Two weeks ago, the U.S. Internal Revenue Service's "taxpayer advocate," Nancy Nina Olson, announced the release of her office's annual report to Congress, a yearly federal ritual whose long and impeccable streak of unnewsworthiness was broken this year by the inclusion of an item that actually made headlines. IRS May Push for Tax Compliance in Virtual Worlds, was the Washington Post's. IRS Official Recommends Policy on Virtual World Transactions, echoed the gamers at Kotaku, and IRS Report Recommends Self-Reporting Virtual World Income, added Second Life watcher Wagner James Au at New World Notes. The stories all correctly related the basic fact of the matter: In a detailed, 13-page passage, the report urged the IRS to "proactively address emerging issues... arising from virtual worlds." And if the stories all nonetheless failed, each in its own way, to relate the real news of the matter, that's understandable, because the news here is subtle: What this report delivers, in effect, is nothing more and nothing less than official recognition that the question of virtual-goods taxation is actually, like, a question.

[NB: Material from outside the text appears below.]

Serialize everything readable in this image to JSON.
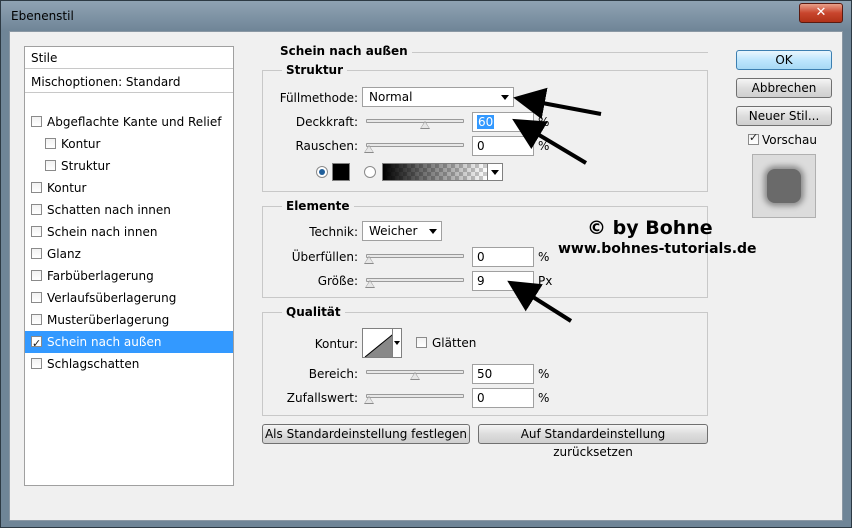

Believe me, this will come as news to many. Having worried this question in public for over five years now, I can attest that a lot of people have a hard time accepting that existing IRS regulations and practices, followed to their logical conclusions, could even conceivably require taxation of purely virtual income -- of the minerals you mine from asteroids in EVE Online, of the Azerothian gold you earn trading enchanting materials in World of Warcraft's auction houses. Many will nod their heads as if appreciating the complexities while at the same time -- and incidentally not unlike the Washington Post story on the Olson report -- offering little evidence that they have any meaningful idea what's being talked about. Others will make the mistake, as Kotaku's write-up did, of thinking that the issue at hand is the far less ambiguous, far less controversial, and far less interesting one of taxing real-money income from the sale of virtual goods.
But even those who recognize the true surreality of the issue will often as not prefer to believe that the IRS could only, in the end, come down on the side of common sense. And even when the multiple and mutually contradictory IRS rulings that might apply to virtual goods are laid out as clearly and as thoroughly as the taxpayer advocate has just done, they will choose to ignore the contradictions and see only the rulings that fall in with their sense of the sensible. This seems in any case to be what Au did in singling out as the report's "key point" a finding that arguably equates virtual property with deck chairs on a cruise ship -- each one "owned" perhaps by a particular passenger for the duration of the cruise but only in the most provisional and ultimately untaxable of ways.
And while I agree that's a potentially productive point, what seems ultimately to be "key" in this report is not any one, decisive argument -- whether for or against the taxation of virtual goods as such -- but a warmly inconclusive phrase that recurs at various points throughout it: "A taxpayer may wonder." As in, "A taxpayer may wonder if creating virtual items or setting out to obtain them is similar enough to farming and harvesting crops that such acquisitions are not taxable," or "a taxpayer may wonder if the acquisition and sale of virtual property for virtual dollars is nontaxable because it is similar to winning a hand of poker before leaving the table or cashing out."
A taxpayer may wonder about all these frankly nutty analogies and scenarios, in other words, without having also to wonder whether it is he himself -- and not the tax system -- that is a little nuts for entertaining them. Needless to say, this sort of permission to question the sanity of a basic economic institution would have been a lot more useful if it had been broadly handed out a few years earlier and if the institution in question were the banking system.
But I'll take it. And thank you, Nancy Nina Olson.